Otherwise is careful but not clinical. There is sentiment without it reading as sentimental. Dennison finds love in the quotidian. Love ambushes us from unexpected places -'Love, I never looked to find us here' and 'strangely love has appeared to us'. And love is a multifarious thing. Otherwise brings Agápe, Éros, Philia and Storge to play in his verse. There is the 'love-cast father', lovers in the garden, and the 'decentred love' of a 'boy-grown-man (who) still wants his father's yes'.

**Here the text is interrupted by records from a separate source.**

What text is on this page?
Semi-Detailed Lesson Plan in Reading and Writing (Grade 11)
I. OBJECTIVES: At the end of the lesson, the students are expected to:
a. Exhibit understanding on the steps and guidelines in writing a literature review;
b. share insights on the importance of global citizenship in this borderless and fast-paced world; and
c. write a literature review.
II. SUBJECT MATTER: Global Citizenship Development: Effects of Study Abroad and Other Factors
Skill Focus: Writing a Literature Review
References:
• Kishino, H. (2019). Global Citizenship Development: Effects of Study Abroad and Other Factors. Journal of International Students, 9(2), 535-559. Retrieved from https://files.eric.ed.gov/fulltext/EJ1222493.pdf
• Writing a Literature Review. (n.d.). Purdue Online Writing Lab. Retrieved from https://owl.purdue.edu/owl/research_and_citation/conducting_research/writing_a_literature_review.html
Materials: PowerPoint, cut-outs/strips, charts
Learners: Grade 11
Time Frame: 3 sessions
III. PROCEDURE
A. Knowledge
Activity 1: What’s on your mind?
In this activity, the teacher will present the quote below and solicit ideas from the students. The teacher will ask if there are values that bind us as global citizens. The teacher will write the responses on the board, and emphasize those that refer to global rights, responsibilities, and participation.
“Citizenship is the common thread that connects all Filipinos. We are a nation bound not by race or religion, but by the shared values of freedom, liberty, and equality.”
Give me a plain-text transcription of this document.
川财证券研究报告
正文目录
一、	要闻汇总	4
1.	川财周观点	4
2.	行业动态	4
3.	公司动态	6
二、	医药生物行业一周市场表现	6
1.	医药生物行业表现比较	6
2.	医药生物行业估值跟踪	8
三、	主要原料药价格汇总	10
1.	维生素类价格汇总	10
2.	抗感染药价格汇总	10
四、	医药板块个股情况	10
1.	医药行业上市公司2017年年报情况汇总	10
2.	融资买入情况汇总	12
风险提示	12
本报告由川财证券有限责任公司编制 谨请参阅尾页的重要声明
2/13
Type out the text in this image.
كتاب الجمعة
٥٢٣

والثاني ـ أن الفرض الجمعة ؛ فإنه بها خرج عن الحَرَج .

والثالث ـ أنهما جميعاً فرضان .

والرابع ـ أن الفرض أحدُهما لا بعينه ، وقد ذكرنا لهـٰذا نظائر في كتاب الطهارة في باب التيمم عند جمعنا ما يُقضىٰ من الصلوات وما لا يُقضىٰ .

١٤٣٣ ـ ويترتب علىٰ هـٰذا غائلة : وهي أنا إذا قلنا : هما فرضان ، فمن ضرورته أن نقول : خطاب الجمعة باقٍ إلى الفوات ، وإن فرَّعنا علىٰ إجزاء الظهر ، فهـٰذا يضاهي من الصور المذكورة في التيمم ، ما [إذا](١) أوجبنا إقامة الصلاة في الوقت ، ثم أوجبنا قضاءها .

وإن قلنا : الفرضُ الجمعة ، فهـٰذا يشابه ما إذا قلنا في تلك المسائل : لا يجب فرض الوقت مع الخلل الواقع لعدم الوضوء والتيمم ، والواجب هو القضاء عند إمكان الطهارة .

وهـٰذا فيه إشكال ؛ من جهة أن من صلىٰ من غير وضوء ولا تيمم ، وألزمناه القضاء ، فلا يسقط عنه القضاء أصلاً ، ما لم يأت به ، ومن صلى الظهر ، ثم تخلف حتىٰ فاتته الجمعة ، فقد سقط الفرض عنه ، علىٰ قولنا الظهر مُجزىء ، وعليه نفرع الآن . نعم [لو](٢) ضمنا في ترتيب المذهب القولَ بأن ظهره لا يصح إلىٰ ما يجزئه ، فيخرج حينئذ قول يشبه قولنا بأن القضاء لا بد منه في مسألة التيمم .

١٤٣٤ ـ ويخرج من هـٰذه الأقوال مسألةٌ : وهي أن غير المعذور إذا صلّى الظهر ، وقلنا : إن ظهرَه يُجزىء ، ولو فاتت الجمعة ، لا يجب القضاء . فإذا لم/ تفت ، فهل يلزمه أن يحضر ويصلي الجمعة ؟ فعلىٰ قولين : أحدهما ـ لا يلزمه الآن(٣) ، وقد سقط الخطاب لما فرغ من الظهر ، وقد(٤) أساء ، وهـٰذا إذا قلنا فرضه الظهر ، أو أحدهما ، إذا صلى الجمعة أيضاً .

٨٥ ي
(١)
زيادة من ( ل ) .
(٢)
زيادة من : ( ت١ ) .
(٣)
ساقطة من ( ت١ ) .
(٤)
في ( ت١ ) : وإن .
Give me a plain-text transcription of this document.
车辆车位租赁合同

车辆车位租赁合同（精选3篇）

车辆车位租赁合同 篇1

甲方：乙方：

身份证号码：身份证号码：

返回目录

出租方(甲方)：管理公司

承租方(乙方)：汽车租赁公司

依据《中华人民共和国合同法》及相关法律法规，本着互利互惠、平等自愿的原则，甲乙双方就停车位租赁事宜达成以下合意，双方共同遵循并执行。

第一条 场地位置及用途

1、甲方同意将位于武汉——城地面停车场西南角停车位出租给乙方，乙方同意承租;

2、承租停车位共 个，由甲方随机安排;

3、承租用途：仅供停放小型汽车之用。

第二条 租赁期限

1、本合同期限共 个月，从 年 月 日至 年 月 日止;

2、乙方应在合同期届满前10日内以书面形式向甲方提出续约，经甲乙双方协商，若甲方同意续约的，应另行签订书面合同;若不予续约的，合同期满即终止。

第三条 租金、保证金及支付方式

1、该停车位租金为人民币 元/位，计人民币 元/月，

This is poetry with meat on the bones. Dennison has offered up a poetic engastration. There are layers to be picked through, and references to a rich literary history, from Dylan Thomas to Seamus Heaney, and locals - Eileen Duggan, Bethell, Baxter and Curnow. God is here too, tucked between colloquialisms, in a playful but philosophical poem ‘After Geering’ – ‘Hell-oh! Like, / my God why have you like, / forsaken me’.
Otherwise straddles the line between the ordinary and the metaphysical. But bridging these qualities is a tender humanity, an honesty, a restrained sense of the absurd.
There are occasions where I feel Dennison’s reader may slip from the semantic trail. That is because there is a certain nebulous quality to some of the poems, and an assumption of a world-knowledge that may surpass its reader. But Dennison knows how to return his audience to the scent - The imagery is magnificent and the form is tight and varied.
With images such as the 'acupuncture of light', 'the flensing of waves', 'the hills, their sodden bales as they slump', Dennison puts forward a world which is as aesthetically potent as it is philosophical.